С тех пор, как Санин перевел нас из врагов в друзья, в нашем почтовом ящике начали появляться анонимные письма, в которых «гамасекам» предрекают самые страшные кары. Я почти на сто процентов уверен, что их сочиняет Томочка в трусиках. Прозревать истину, вязать крючком, варить щи и костерить мужа Тамара умеет, а писать без ошибок — нет.
Уничтожать эти коряво написанные послания мы не собираемся. Наоборот, складываем их в коробку с намерением опубликовать на старости лет. Литературы в сочинениях отставной красавицы — ноль, но они бесценны, как документ эпохи. Например, упоминание «статьи за мужеложество» свидетельствует о дебатах в Думе, желающей возобновить судебное преследование геев. А если аноним толкует о грехе и геенне огненной, значит недавно свое «фи» высказал какой-то священнослужитель.
Если бы анонимки перестали приходить, то это, наверняка, говорило о терпимости, внезапно воцарившейся в обществе. Чудес, увы, не бывает. Тамарам саниным всегда найдется, откуда черпать свою злобу.
Нет ничего удивительного в том, что эпитеты, которыми Санин награждает свою царицу, отзываются у меня в душе сладкой музыкой. Впрочем, это не делает визиты генерала более желанными.
— Ну? — сказал Кирыч, глядя на Санина в упор.
Соседа штормило. Вчерашний вечер он провел нескучно.
— Таких, как вы, убивать надо… — задумчиво сказал Санин.
«Сколько гомофоба не корми, все равно укусит», — обреченно подумал я.
— Ну? — повторил Кирыч.
— А я говорю: ты, че, говорю, нормальные мужики… — продолжил генерал. — Почему бабы такие?
— Какие? — спросил Кирыч.
— Подлые.
У Санина, вероятно, лунатизм на почве алкоголизма. Явился к нам договаривать беседу начатую вчера вечером.

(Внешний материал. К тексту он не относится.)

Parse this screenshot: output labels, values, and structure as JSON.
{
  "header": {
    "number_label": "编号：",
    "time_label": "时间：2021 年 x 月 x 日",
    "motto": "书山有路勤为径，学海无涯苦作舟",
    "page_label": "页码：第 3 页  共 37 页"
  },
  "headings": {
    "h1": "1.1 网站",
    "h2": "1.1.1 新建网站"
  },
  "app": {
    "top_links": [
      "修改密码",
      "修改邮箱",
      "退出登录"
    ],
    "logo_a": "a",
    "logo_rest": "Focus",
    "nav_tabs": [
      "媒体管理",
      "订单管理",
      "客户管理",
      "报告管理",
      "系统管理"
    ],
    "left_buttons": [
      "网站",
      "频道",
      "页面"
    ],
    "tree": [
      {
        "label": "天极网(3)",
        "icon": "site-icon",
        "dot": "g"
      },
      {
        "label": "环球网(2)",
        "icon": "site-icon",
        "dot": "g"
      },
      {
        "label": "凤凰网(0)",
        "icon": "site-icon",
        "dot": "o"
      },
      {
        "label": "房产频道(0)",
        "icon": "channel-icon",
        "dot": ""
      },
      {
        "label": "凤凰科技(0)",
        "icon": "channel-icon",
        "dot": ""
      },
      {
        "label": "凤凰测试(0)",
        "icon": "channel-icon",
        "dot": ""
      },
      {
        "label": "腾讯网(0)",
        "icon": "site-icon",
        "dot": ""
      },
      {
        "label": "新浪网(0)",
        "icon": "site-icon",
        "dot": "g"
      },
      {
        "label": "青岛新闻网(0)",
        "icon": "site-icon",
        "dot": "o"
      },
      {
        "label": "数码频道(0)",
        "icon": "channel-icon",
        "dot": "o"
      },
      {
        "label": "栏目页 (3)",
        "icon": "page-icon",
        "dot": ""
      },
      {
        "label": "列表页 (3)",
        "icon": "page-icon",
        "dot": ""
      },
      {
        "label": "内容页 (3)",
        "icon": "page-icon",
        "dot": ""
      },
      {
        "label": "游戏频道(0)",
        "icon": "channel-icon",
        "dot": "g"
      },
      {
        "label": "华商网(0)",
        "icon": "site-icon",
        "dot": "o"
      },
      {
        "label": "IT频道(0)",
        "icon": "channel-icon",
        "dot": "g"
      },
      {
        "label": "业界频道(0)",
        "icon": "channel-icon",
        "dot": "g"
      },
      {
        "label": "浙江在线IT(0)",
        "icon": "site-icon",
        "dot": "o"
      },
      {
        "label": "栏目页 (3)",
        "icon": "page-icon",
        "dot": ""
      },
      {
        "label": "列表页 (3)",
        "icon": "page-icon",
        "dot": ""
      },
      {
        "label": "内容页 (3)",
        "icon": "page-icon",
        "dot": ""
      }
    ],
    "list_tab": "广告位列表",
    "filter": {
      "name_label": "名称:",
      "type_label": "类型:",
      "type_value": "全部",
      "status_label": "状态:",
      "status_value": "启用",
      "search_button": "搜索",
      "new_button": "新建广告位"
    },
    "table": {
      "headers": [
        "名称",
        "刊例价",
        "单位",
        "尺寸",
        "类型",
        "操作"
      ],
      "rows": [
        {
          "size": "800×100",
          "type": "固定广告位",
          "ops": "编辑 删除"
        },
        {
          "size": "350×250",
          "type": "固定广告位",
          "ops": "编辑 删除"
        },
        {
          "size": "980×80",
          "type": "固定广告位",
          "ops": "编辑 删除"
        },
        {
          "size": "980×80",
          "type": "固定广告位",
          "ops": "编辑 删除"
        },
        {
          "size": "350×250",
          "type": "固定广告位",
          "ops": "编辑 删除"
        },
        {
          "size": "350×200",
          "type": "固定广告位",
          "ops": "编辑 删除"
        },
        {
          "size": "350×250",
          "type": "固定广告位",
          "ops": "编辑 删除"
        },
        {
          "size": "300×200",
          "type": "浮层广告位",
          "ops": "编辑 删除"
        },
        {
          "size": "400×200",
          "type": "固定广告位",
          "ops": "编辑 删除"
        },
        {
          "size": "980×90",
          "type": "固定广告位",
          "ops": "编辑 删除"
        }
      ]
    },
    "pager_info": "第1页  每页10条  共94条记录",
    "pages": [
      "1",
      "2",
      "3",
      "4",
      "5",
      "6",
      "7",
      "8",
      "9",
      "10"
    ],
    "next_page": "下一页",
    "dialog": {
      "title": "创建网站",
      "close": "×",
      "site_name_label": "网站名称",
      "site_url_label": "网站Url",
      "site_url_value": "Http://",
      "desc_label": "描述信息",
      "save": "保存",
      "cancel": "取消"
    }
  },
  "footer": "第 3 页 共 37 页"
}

— Если с супружницей не повезло, чего всех-то одной краской мазать, — не удержался я.
— В чем дело, мальчики? — послышался голос-колокольчик.
Из кухни появилась Зинаида. Пары минут оказалось достаточно для преображения «Зинки-мочалки» в «Зинаиду-феерию»: локоны уложены, на губах — лукавая улыбка, в глазах — нега.
Увидев нашу гостью, Санин застыл, как громом пораженный.
— Давайте знакомиться. Вы кто? — спросила Зина, подходя к генералу и протягивая ему руку.
— Любочка! — сказал он с умильной улыбкой и полез целоваться.
— Какой бойкий?! — отступая на безопасное расстояние, сказала она. — Хотите кофе? Это бодрит.
Зина расправила юбку, провела рукой по волосам и, энергично вертя задом, пошла на кухню. Санин отправился следом.